Les témoins affirment que parmi les personnes tuées, certains étaient effectivement des jihadistes, dénoncés par des habitants, mais que pour la majorité il s’agissait de civils : « ils ont été tués parce qu’ils portaient la barbe et un pantalon court », explique un survivant, qui précise que les habitants y étaient obligés. Depuis plusieurs années, Moura vit sous le joug des terroristes de la Katiba Macina, qui appartient au GSIM, le Groupe de soutien à l’islam et aux musulmans lié à Aqmi, qui viennent régulièrement dans le village prélever la zakat, prêcher et s’approvisionner.

HRW réclame une enquête

D’autres survivants évoquent clairement un ciblage ethnique des Peuls de la part des soldats maliens et des combattants russes. Des témoignages similaires avaient été recueillis lors de précédentes accusations d’exactions dans d’autres localités du centre du Mali au cours des derniers mois, notamment dans la région de Ségou.

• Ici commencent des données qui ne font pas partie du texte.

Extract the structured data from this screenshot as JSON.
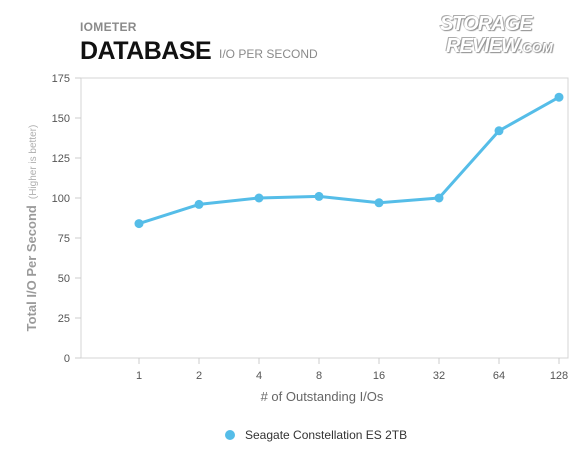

Les Russes auraient même été plus nombreux encore que les Maliens à Moura. Au moins pendant les premiers jours de l’opération. Les témoignages recueillis par Human Rights Watch évoquent une centaine d’hommes. Et dévoilent une effroyable mécanique : des tirs par hélicoptère un jour de marché, puis, pendant près d’une semaine, les habitants du village -dont les téléphones ont été systématiquement confisqués- arrêtés par petits groupes de quatre à dix, parfois interrogés, parfois retenus en plein soleil pendant plusieurs jours, parfois exécutés immédiatement. « Le bruit des balles a retentit dans le village de lundi à jeudi », témoigne un habitant. Des survivants affirment avoir été contraints de creuser des fosses et d’y enfouir les cadavres, qui avaient pour beaucoup été brûlés. Human Rights Watch réclame une enquête indépendante.

Pas de réaction de Bamako à ce stade. Le mois dernier, après des révélations déjà sur d’autres allégations d’exactions de l’armée malienne et de leurs supplétifs russes, les autorités de transition avaient catégoriquement nié et accusé Human Rights Watch -ainsi que RFI et les Nations unies- de chercher à « déstabiliser la Transition ».

La Minusma pourra-t-elle enquêter à Moura?

Plus de 200 jihadistes tués, une cinquantaine d’interpellations. C’est le bilan officiel de l’opération militaire malienne menée la semaine dernière sur le village de Moura, dans le centre du Mali. Mais cette action antiterroriste fait aussi l’objet de très nombreuses allégations de violences commises par les soldats maliens et leurs supplétifs russes. La Mission des Nations unies au Mali (Minusma) souhaite mener une enquête, mais rien n’est encore garanti.

« Il y a un imbroglio autour des demandes d’autorisations », explique une source onusienne impliquée dans l’organisation de la mission censée enquêter à Moura, qui espère que les autorités politiques et militaires maliennes finiront par donner leur feu vert.

L’armée malienne affirme ouvrir des enquêtes de manière systématique en cas d’allégations d’exactions portées contre les Fama, mais les défenseurs des droits humains, maliens et internationaux, tiennent à une enquête indépendante. Indépendante et rapide.

Car certaines sources locales craignent que le temps qui passe puisse être mis à profit pour dissimuler des preuves ou faire pression sur les habitants. Les témoignages faisant état de corps brûlés et enterrés à la chaîne dans des fosses communes laissant déjà penser que le nombre précis de victime sera long et difficile à établir.

Difficile d’enquêter

« Il est toujours possible d’enquêter à distance, d’identifier et d’entendre des témoins, explique tout de même un habitué de ce genre de travail. Mais évidemment, c’est moins précis ». Par le passé, la Minusma a pu enquêter sur de nombreuses allégations d’exactions commises par les forces maliennes ou françaises, comme à Bounty, il y a un peu plus d’un an. Le rapport onusien s’était montré accablant pour la force Barkhane. Mais l’arrivée de supplétifs russes aux côtés des soldats maliens et le secret entretenu par Bamako autour de leurs activités ont considérablement limité l’accès à certaines informations et à certaines zones.